I believe that in the end we all have to accept who we are. I don’t know if this is good or bad and if it coincides with the idea of redemption in a religious sense, but it is certainly bad to deny our nature. It produces pain and confusion. If these kids fall it’s because their models didn’t do their duty. Jordi Mollà (who plays Alejandro’s father and is a criminal, ed.) and Willem Dafoe seem above all intent on demonstrating their masculinity with the aggressiveness with which they pursue their vices.
You say your film is “small”, but the cast is full of big names, Willem Dafoe, Emmanuelle Seigner, Peter Sarsgaard, among the executive producers are Michel Franco and Martin Scorsese…

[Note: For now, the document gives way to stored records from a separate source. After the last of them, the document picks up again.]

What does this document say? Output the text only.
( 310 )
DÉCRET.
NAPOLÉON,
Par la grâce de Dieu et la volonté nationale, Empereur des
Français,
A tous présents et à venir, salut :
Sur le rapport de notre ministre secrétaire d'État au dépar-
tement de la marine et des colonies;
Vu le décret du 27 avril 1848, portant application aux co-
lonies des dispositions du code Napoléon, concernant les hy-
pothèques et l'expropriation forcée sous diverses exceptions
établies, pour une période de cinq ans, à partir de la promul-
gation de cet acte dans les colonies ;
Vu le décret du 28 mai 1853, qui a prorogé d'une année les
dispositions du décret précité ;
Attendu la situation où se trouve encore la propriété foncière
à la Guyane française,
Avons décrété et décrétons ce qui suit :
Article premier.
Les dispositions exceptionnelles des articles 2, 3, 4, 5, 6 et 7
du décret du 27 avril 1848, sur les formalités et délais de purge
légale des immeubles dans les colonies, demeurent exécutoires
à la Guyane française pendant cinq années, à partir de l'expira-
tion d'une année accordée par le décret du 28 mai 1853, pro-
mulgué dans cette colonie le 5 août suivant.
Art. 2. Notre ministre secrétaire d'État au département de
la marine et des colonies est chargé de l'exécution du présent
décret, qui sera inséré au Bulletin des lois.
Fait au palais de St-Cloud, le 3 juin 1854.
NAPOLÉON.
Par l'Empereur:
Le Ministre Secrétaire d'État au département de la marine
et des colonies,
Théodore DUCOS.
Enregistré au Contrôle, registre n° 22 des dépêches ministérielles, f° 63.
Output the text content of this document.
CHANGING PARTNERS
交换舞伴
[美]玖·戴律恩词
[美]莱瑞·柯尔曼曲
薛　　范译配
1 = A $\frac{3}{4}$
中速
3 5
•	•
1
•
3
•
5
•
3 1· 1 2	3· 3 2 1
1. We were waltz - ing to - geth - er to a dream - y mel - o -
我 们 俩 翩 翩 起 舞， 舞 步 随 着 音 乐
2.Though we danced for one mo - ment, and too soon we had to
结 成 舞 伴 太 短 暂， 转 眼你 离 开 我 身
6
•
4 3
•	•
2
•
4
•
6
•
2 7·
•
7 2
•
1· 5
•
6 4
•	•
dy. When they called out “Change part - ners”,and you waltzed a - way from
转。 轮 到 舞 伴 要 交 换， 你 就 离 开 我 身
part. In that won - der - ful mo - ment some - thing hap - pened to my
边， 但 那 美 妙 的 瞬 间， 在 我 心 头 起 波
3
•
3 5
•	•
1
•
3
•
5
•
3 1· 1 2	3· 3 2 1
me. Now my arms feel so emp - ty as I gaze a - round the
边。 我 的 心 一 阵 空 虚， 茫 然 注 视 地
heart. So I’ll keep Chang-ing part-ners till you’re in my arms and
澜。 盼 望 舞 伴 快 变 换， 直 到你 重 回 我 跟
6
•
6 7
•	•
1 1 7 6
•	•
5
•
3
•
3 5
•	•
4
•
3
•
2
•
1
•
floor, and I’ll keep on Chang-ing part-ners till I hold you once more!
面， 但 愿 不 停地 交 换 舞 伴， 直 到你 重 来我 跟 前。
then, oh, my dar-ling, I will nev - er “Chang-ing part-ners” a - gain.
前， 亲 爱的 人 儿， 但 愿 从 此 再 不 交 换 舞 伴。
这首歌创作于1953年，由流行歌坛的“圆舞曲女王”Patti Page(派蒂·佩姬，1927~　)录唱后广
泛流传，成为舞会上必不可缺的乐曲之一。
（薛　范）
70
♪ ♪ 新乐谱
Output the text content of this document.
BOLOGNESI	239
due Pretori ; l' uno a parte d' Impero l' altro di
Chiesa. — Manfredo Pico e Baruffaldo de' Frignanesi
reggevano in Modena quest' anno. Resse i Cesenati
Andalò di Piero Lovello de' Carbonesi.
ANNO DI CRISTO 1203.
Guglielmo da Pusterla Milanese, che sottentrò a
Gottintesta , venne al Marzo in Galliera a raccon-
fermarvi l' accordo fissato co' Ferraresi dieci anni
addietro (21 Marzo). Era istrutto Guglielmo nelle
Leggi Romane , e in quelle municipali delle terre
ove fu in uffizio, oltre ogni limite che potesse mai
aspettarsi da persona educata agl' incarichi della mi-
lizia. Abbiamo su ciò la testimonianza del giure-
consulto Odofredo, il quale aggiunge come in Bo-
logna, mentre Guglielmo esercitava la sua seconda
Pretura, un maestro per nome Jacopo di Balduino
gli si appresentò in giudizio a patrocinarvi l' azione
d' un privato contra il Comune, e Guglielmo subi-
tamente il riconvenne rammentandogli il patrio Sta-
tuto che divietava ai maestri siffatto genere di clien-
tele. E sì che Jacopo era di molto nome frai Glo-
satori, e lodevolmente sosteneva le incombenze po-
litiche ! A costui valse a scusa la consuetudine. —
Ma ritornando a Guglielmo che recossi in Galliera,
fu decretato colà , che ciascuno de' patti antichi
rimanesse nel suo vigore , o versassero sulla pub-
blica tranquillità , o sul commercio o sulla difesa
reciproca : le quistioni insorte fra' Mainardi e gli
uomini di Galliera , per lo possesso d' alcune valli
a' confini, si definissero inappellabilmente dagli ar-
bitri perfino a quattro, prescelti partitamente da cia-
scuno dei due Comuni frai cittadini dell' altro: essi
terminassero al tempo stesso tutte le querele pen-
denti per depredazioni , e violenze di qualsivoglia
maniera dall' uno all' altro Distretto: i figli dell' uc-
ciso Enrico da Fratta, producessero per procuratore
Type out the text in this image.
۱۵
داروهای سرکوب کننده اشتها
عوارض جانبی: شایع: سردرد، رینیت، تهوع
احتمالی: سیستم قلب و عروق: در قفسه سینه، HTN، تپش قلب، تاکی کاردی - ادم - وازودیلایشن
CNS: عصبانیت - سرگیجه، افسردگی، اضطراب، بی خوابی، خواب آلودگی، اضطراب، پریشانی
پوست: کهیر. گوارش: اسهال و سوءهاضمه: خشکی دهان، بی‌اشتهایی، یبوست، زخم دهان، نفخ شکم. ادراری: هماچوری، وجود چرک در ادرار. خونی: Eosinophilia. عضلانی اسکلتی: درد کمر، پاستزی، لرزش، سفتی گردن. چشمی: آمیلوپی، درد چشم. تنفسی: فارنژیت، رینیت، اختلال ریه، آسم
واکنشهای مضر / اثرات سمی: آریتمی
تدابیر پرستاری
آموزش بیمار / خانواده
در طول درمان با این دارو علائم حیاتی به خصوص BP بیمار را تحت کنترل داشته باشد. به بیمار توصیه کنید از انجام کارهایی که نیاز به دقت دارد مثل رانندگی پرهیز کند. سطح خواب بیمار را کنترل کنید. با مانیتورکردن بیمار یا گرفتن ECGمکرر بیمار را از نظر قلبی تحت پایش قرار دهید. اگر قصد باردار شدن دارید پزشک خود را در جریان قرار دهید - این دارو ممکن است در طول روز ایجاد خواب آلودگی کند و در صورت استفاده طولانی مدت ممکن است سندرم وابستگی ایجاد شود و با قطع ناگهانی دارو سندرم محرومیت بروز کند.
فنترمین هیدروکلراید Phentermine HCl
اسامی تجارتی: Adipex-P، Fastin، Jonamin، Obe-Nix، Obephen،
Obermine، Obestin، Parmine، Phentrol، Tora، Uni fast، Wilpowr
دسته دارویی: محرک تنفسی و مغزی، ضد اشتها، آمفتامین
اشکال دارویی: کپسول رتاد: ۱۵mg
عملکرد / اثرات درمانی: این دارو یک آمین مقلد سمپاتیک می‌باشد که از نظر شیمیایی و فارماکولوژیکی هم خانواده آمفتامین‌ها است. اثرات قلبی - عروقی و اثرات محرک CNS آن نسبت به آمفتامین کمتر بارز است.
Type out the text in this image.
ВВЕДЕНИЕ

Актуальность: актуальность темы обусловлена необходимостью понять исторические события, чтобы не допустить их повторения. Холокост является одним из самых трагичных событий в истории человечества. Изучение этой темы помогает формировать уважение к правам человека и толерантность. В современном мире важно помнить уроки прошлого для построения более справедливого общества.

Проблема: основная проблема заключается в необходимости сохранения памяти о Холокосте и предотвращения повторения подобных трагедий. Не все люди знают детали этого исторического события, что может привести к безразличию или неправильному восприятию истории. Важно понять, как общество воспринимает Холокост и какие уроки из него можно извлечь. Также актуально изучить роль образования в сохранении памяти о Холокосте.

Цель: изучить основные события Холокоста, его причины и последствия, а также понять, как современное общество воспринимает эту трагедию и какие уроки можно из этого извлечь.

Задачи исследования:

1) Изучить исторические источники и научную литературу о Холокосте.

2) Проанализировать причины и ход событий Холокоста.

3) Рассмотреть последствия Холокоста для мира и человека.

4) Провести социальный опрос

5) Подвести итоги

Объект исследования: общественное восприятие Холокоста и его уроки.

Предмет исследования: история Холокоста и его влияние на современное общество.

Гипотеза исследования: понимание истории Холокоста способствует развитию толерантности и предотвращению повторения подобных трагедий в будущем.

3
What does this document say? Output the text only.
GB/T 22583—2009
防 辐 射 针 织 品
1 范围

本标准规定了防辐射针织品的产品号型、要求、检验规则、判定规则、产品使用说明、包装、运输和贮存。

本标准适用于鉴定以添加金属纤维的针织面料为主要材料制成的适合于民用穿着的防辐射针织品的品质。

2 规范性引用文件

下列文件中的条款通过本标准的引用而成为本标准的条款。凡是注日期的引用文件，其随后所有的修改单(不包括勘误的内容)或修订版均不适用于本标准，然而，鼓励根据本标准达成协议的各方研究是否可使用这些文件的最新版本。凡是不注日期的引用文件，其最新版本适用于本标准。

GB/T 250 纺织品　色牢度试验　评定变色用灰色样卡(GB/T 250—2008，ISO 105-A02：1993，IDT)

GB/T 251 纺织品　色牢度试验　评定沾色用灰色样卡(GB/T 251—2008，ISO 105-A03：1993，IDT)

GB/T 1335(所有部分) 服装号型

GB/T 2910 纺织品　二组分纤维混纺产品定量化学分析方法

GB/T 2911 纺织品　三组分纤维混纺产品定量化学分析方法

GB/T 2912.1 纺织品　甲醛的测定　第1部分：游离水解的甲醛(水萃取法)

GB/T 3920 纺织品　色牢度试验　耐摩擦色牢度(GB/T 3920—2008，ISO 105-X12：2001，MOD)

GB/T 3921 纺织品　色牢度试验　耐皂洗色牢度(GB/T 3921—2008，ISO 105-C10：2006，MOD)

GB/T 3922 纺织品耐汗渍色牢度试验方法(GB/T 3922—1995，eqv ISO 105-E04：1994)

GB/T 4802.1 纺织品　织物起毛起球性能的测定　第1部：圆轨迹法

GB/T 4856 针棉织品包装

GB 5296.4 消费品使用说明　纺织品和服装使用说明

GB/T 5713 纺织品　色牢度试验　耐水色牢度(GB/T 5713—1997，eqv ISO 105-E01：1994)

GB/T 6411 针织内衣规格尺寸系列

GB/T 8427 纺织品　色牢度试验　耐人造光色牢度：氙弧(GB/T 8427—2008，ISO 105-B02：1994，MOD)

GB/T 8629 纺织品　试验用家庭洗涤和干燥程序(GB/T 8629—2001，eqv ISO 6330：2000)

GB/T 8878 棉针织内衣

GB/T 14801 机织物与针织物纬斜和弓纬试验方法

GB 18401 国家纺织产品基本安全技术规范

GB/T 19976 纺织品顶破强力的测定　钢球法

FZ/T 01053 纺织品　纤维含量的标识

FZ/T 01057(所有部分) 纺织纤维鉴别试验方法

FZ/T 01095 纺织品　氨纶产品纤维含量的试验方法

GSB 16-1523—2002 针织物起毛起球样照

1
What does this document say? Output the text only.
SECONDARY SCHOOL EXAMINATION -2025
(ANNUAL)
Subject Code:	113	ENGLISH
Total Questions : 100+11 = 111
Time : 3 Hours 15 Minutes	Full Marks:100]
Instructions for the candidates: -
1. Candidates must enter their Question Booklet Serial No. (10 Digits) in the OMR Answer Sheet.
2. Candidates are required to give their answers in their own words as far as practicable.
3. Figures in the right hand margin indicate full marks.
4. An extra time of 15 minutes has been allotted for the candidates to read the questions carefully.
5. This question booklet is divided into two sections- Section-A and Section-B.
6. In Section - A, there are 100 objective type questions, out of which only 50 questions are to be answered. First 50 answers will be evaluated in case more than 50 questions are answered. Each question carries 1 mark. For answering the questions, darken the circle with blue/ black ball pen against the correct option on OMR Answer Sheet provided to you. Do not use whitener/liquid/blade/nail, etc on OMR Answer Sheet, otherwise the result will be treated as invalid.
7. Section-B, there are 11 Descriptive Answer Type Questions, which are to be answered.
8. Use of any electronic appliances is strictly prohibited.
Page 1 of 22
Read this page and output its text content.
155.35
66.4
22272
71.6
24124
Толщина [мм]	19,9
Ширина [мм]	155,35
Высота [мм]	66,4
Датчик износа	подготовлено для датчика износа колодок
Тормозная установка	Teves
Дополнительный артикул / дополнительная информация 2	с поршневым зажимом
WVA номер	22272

It wasn’t easy, they are all very busy people. Sometimes even if they want to find time for you, they can’t. I know Willem and Emmanuelle through my father (Willem worked for Julian Schnabel in Basquiat, Miral And Van GoghSeigner in The diving bell and the butterfly, ed.). But I looked for and chose the rest of the cast. Matching the little free time of Willem, who works a lot, with the availability of the others was a poker game. There was no room for error, it’s a film shot at a hundred miles an hour.
He created his own production company. Projects?
I want to help filmmakers my age bring their ideas to the world. But in June I’m getting married in Italy (with the Italian Ludovica Quaratesi, also co-producer of the film). I will shoot the film I’m writing in Mexico in September.